1. A missile container, comprising:

a container housing and a container roof;

at least one canister for supporting a missile arranged in a storage position in said container housing; and

a movement mechanism for moving said at least one canister from the storage position into an operating position;

said movement mechanism holding said at least one canister at least partially outside said container housing in the operating position, and said container roof being closed and outwardly shielding a container interior when said at least one canister is in the operating position.

2. The missile container according to claim 1, wherein said container roof is formed with a passage opening and said movement mechanism projects through said passage opening the operating position and when said container roof closes a roof opening, and wherein said passage opening is closed by a roof flap when said movement mechanism is moved out of said passage opening.

3. The missile container according to claim 2, wherein said roof flap and said movement mechanism are disposed with respect to each other such that said movement mechanism presses on said roof flap by moving into the operating position.

4. The missile container according to claim 1, wherein said container roof has at least one roof wing resting on said container housing.

5. The missile container according to claim 4, wherein said roof wing engages around an upper edge of a sidewall of said container housing from above and to the side.

6. The missile container according to claim 4, which comprises an opening device for opening said roof wing by pivoting said roof wing upwards and to the side.

7. The missile container according to claim 4, wherein said roof wing is mounted pivotably about a single axis of rotation.

8. The missile container according to claim 7, wherein said axis of rotation is arranged by more than 25% of the container width below a container upper edge on which said roof wing rests.

9. The missile container according to claim 4, further comprising an opening device for moving said roof wing by pivoting said roof wing to move an exterior side of said roof wing during closure with an angle of displacement of less than 10° relative to the horizontal towards a container sidewall.

10. The missile container according to claim 4, wherein said roof wing has an inner cover which, in an open state, covers and protects an upper edge of a sidewall of said container housing.

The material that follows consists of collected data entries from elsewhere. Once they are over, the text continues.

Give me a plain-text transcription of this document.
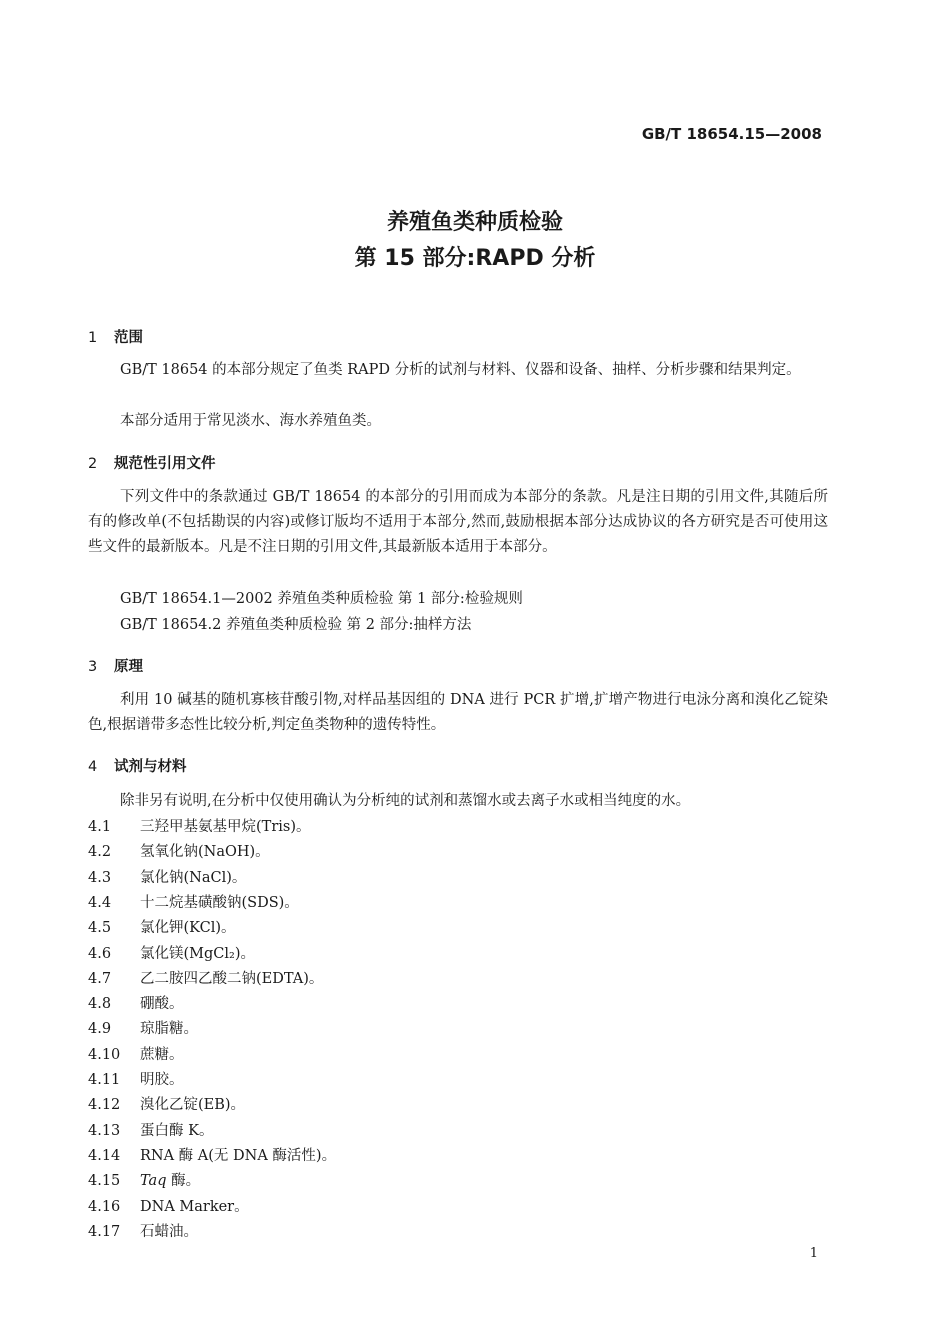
GB/T 18654.15—2008
养殖鱼类种质检验
第 15 部分:RAPD 分析
1 范围
GB/T 18654 的本部分规定了鱼类 RAPD 分析的试剂与材料、仪器和设备、抽样、分析步骤和结果判定。
本部分适用于常见淡水、海水养殖鱼类。
2 规范性引用文件
下列文件中的条款通过 GB/T 18654 的本部分的引用而成为本部分的条款。凡是注日期的引用文件,其随后所有的修改单(不包括勘误的内容)或修订版均不适用于本部分,然而,鼓励根据本部分达成协议的各方研究是否可使用这些文件的最新版本。凡是不注日期的引用文件,其最新版本适用于本部分。
GB/T 18654.1—2002 养殖鱼类种质检验 第 1 部分:检验规则
GB/T 18654.2 养殖鱼类种质检验 第 2 部分:抽样方法
3 原理
利用 10 碱基的随机寡核苷酸引物,对样品基因组的 DNA 进行 PCR 扩增,扩增产物进行电泳分离和溴化乙锭染色,根据谱带多态性比较分析,判定鱼类物种的遗传特性。
4 试剂与材料
除非另有说明,在分析中仅使用确认为分析纯的试剂和蒸馏水或去离子水或相当纯度的水。
4.1 三羟甲基氨基甲烷(Tris)。
4.2 氢氧化钠(NaOH)。
4.3 氯化钠(NaCl)。
4.4 十二烷基磺酸钠(SDS)。
4.5 氯化钾(KCl)。
4.6 氯化镁(MgCl₂)。
4.7 乙二胺四乙酸二钠(EDTA)。
4.8 硼酸。
4.9 琼脂糖。
4.10 蔗糖。
4.11 明胶。
4.12 溴化乙锭(EB)。
4.13 蛋白酶 K。
4.14 RNA 酶 A(无 DNA 酶活性)。
4.15 Taq 酶。
4.16 DNA Marker。
4.17 石蜡油。
1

11. The missile container according to claim 4, wherein, in an open state thereof, said roof wing is supported on a sidewall of said container housing such that an opening device for opening said roof wing is force-free.

12. A method of operating a missile container having a container housing, a container roof, and at least one canister for supporting a missile, the method comprising:

opening a roof wing of the container housing to thereby open a roof opening;

moving the canister with a movement mechanism from a storage position in the container housing through the roof opening into an operating position;

with the canister in the operating position, closing the roof wing to thereby close the roof opening.

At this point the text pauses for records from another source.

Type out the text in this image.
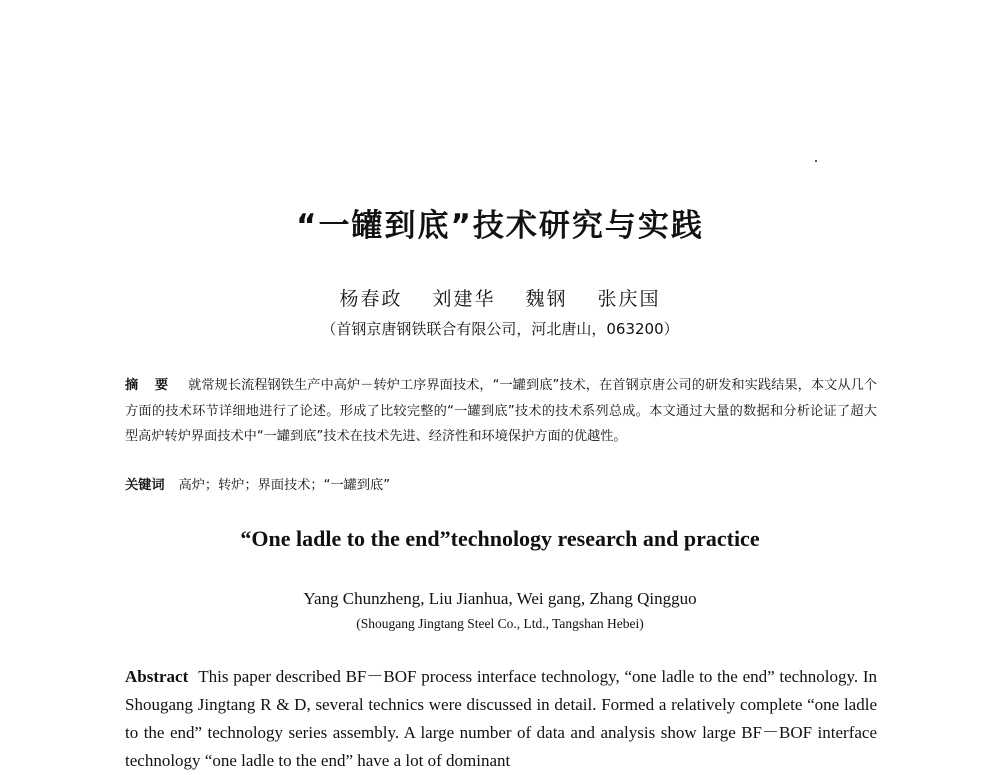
“一罐到底”技术研究与实践
杨春政 刘建华 魏钢 张庆国
（首钢京唐钢铁联合有限公司，河北唐山，063200）
摘 要 就常规长流程钢铁生产中高炉－转炉工序界面技术，“一罐到底”技术，在首钢京唐公司的研发和实践结果，本文从几个方面的技术环节详细地进行了论述。形成了比较完整的“一罐到底”技术的技术系列总成。本文通过大量的数据和分析论证了超大型高炉转炉界面技术中“一罐到底”技术在技术先进、经济性和环境保护方面的优越性。
关键词 高炉；转炉；界面技术；“一罐到底”
“One ladle to the end”technology research and practice
Yang Chunzheng, Liu Jianhua, Wei gang, Zhang Qingguo
(Shougang Jingtang Steel Co., Ltd., Tangshan Hebei)
Abstract This paper described BF－BOF process interface technology, “one ladle to the end” technology. In Shougang Jingtang R & D, several technics were discussed in detail. Formed a relatively complete “one ladle to the end” technology series assembly. A large number of data and analysis show large BF－BOF interface technology “one ladle to the end” have a lot of dominant
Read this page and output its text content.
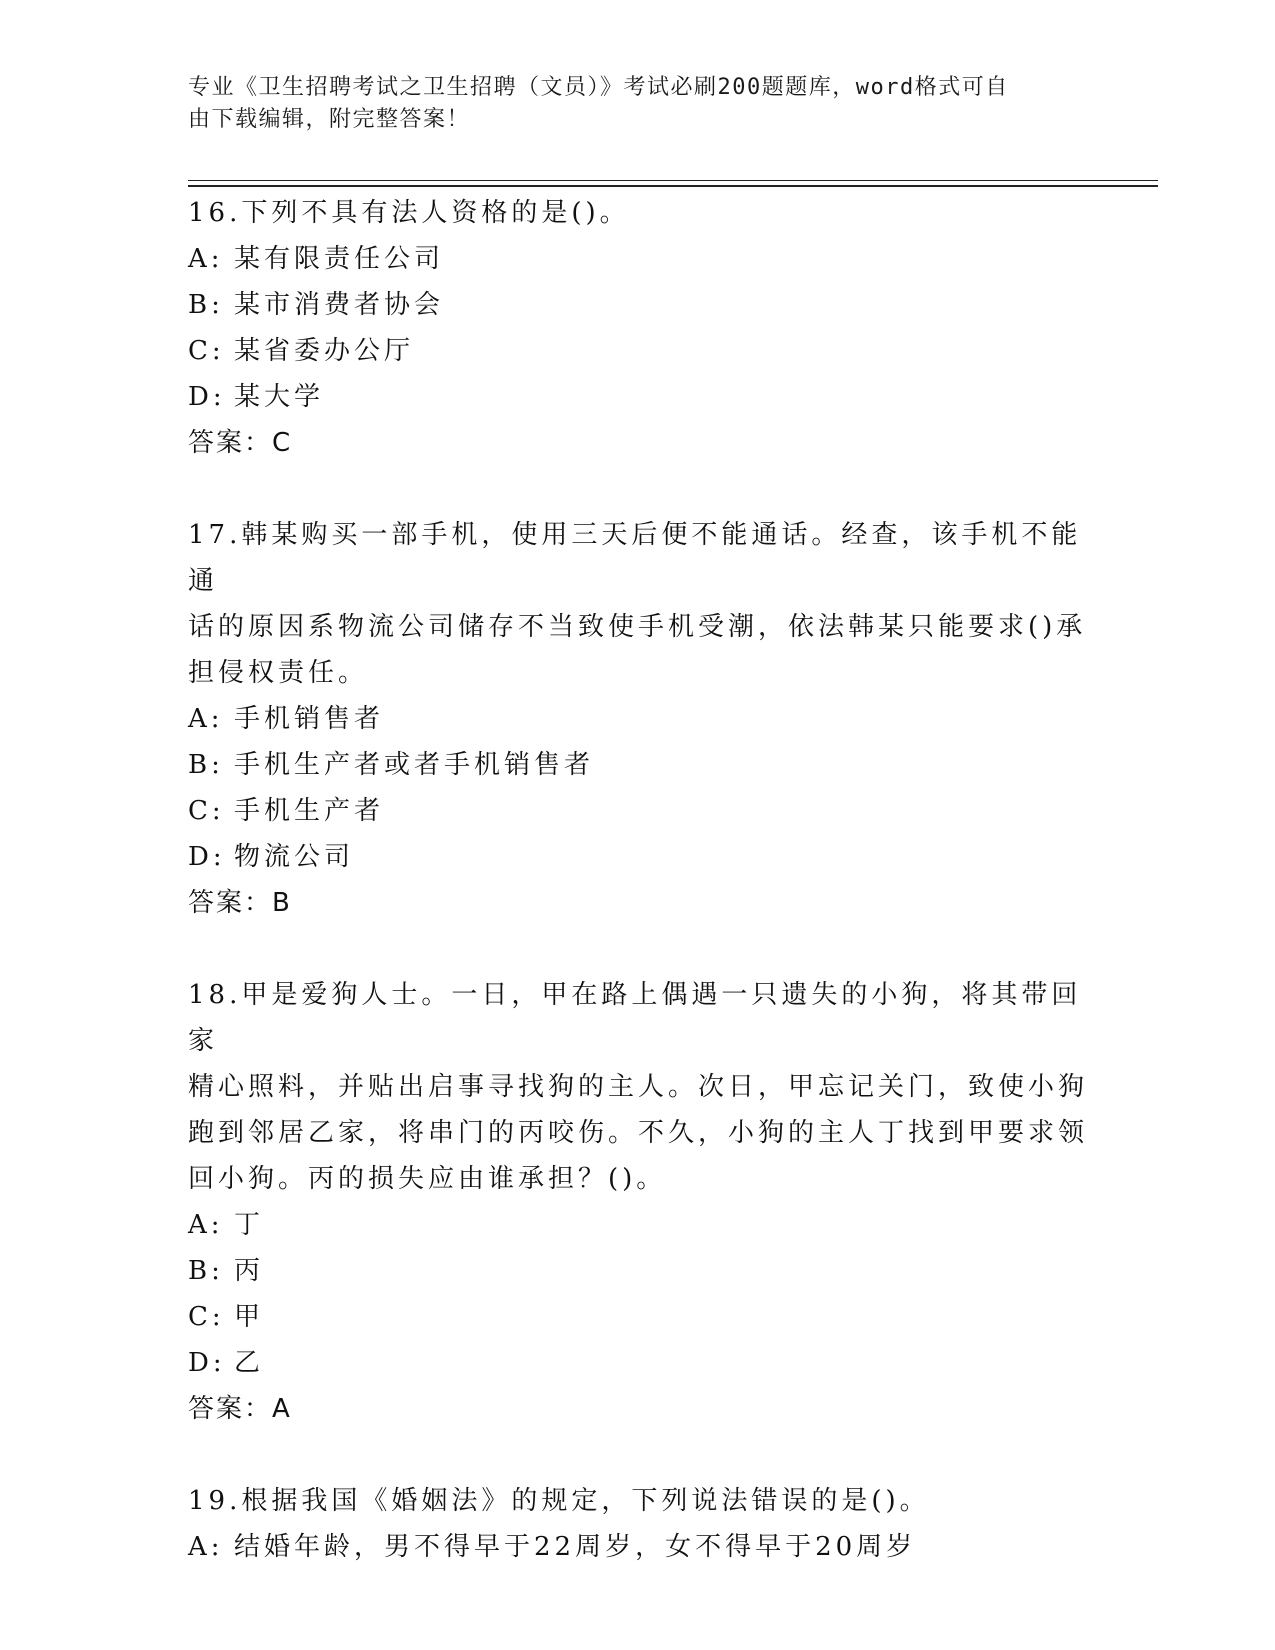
专业《卫生招聘考试之卫生招聘（文员）》考试必刷200题题库，word格式可自
由下载编辑，附完整答案！
16.下列不具有法人资格的是()。
A: 某有限责任公司
B: 某市消费者协会
C: 某省委办公厅
D: 某大学
答案：C
17.韩某购买一部手机，使用三天后便不能通话。经查，该手机不能通
话的原因系物流公司储存不当致使手机受潮，依法韩某只能要求()承
担侵权责任。
A: 手机销售者
B: 手机生产者或者手机销售者
C: 手机生产者
D: 物流公司
答案：B
18.甲是爱狗人士。一日，甲在路上偶遇一只遗失的小狗，将其带回家
精心照料，并贴出启事寻找狗的主人。次日，甲忘记关门，致使小狗
跑到邻居乙家，将串门的丙咬伤。不久，小狗的主人丁找到甲要求领
回小狗。丙的损失应由谁承担？()。
A: 丁
B: 丙
C: 甲
D: 乙
答案：A
19.根据我国《婚姻法》的规定，下列说法错误的是()。
A: 结婚年龄，男不得早于22周岁，女不得早于20周岁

13. The method according to claim 12, wherein the moving step comprises pressing with the movement mechanism on a closure of the container roof, whereupon the closure releases a passage opening in the container roof.

14. The method according to claim 13, which comprises moving the movement mechanism out of the operating position, whereupon the closure closes in a spring-driven manner and closes the passage.

15. The method according to claim 12, wherein the roof wing, upon being moved out of a closed position thereof, pivots sideways and at the same time moves to the side such that any water on the roof wing flows off laterally and drops off at a lateral spacing distance from the container side wall.